In sample space 𝑆, for events 𝐴 and 𝐵, what is the set of outcomes for the event 𝐴 union 𝐵 bar?
We begin by recalling what we mean by the notation in the question. 𝐵 bar, also sometimes written 𝐵 prime, is the complement of event 𝐵. This is the set of outcomes not contained in event 𝐵. In this question, we are trying to find the set of outcomes for the event 𝐴 union 𝐵 bar. The union of two events is the set of outcomes that occur in one event or the other or in both of them. From the Venn diagram, the set of outcomes in event 𝐴 are three, six, nine, 12, and 15. These are the numbers in the three times table between one and 15 inclusive. Set 𝐵 contains the three outcomes four, eight, and 12. These are the numbers in the four times table between one and 15.
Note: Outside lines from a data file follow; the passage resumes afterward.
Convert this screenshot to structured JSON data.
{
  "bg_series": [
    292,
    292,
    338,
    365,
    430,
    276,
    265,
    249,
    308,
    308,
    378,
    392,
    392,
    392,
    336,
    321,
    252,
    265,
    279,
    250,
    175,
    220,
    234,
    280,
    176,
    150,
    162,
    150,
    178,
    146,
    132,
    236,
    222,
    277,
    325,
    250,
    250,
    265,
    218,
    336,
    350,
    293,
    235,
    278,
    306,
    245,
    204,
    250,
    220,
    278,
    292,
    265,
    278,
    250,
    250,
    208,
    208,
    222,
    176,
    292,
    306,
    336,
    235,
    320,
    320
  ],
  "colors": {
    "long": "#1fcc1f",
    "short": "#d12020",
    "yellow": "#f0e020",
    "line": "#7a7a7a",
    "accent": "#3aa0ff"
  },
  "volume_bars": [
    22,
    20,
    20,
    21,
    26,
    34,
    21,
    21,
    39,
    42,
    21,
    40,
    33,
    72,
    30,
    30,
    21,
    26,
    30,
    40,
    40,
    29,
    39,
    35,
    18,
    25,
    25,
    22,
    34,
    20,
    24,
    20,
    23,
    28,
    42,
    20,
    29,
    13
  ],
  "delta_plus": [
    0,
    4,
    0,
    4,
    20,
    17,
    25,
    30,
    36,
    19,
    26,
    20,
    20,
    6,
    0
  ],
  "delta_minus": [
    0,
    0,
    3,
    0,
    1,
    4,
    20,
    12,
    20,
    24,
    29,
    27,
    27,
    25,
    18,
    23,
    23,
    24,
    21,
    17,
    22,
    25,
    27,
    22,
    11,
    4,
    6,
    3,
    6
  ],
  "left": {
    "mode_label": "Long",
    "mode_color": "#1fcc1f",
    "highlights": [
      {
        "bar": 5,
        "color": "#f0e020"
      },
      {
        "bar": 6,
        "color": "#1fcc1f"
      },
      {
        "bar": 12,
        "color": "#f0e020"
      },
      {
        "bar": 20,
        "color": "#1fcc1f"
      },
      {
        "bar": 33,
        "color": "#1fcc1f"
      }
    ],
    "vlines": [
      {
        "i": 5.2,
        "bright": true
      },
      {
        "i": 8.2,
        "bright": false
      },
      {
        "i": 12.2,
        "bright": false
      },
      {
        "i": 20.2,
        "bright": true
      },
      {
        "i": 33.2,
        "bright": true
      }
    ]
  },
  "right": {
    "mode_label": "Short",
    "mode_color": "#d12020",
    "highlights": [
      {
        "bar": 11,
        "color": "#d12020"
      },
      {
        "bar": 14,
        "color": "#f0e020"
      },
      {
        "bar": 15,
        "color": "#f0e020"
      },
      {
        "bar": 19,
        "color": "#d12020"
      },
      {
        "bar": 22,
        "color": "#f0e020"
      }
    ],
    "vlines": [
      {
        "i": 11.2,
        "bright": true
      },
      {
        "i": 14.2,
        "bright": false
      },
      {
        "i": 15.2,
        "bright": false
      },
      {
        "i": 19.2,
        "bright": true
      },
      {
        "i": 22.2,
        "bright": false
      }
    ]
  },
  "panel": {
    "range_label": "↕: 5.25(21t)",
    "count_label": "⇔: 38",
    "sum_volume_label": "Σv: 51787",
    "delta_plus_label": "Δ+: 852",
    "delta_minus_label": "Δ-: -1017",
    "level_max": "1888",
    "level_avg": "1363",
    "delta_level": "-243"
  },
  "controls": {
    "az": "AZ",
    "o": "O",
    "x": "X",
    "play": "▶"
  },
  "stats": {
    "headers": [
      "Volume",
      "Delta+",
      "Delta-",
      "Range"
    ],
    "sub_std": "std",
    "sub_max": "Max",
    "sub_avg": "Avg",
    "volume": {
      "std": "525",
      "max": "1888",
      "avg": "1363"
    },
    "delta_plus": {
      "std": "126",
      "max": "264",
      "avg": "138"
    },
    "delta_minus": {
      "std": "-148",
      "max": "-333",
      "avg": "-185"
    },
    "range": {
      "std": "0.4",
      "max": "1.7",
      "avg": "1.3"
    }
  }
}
The complements of event 𝐵 will therefore contain the outcomes that are not in event 𝐵. These are the numbers not in the four times table in the sample space. They are one, two, three, five, six, seven, nine, 10, 11, 13, 14, and 15. We want the union of event 𝐴 and the complement of 𝐵. As the outcomes three, six, nine, and 15 occur in both events, we do not need to count these twice. The union of event 𝐴 and the complement of 𝐵 contains the outcomes one, two, three, five, six, seven, nine, 10, 11, 12, 13, 14, and 15. This is all the outcomes in the sample space except four and eight, as these two outcomes only occur in set 𝐵. The required area on the Venn diagram is everything outside of this section.